For the last couple days twilight has been under a sort of development freeze. I decided that it was time to put some serious effort into making things better for myself and for players outside the USA. Probably the lesser of the two ways that I’ve chosen to do that is what I’ve been pouring a lot of time and effort into lately, and that is ssh support. SSH has support for compression at the transport level, which would make packets smaller and hopefully reduce latency a bit. Unfortunately, so far as I could tell, there was no good library for the server half of ssh. So, I’ve been writing my own sshd. Right now it does the key exchange. I’m working on getting the encryption going.
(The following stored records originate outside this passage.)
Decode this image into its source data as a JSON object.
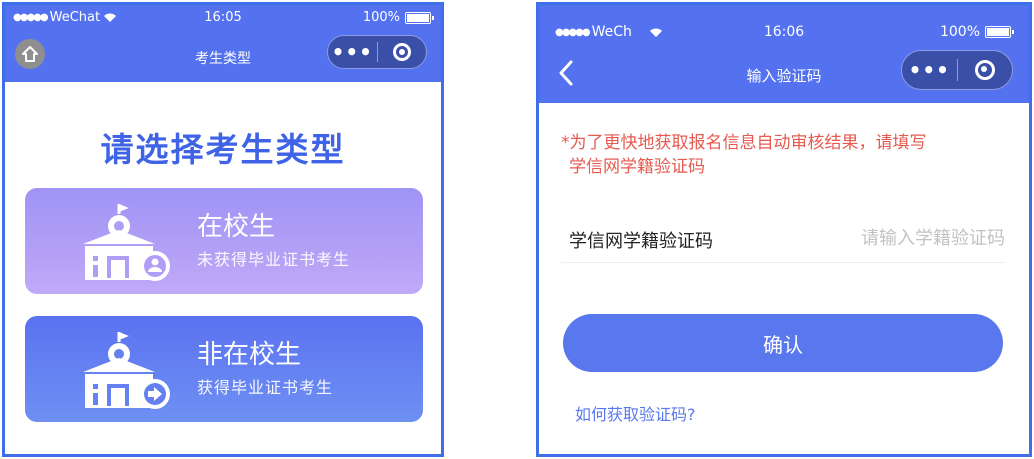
{
  "left_screen": {
    "status": {
      "carrier": "WeChat",
      "time": "16:05",
      "battery": "100%"
    },
    "nav_title": "考生类型",
    "heading": "请选择考生类型",
    "cards": [
      {
        "title": "在校生",
        "subtitle": "未获得毕业证书考生"
      },
      {
        "title": "非在校生",
        "subtitle": "获得毕业证书考生"
      }
    ]
  },
  "right_screen": {
    "status": {
      "carrier": "WeCh",
      "time": "16:06",
      "battery": "100%"
    },
    "nav_title": "输入验证码",
    "notice_line1": "*为了更快地获取报名信息自动审核结果，请填写",
    "notice_line2": "学信网学籍验证码",
    "field_label": "学信网学籍验证码",
    "field_placeholder": "请输入学籍验证码",
    "field_value": "",
    "confirm_label": "确认",
    "help_link": "如何获取验证码?"
  },
  "colors": {
    "accent": "#5472ef",
    "notice": "#e65a50",
    "heading": "#3e63e6"
  },
  "icons": [
    "home-icon",
    "back-chevron-icon",
    "more-dots-icon",
    "close-target-icon",
    "wifi-icon",
    "battery-icon",
    "school-building-icon",
    "person-badge-icon",
    "arrow-right-badge-icon"
  ]
}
After that the next step appears to be dealing with channel negotiation and finally adding the compression. Overall it’s been very frustrating and very educational. I do have some mild concerns about how resource intensive it will be to have all that crypto to do for every single packet, but we’ll see. I’m using OpenSSL for all my crypto stuff.
The other thing that I’m going to do, but haven’t really started work on yet, is making twilight only redraw what changed, when beneficial. Right now it pretty much redraws the entire screen every turn, and I’m sure I can save a lot of bandwidth by making it not do that.
Since such major changes to the networking and rendering are under way, I decided I probably should avoid doing much work on the rest of the code, plus it’d probably slow me down on the “important” stuff if I was adding gameplay features.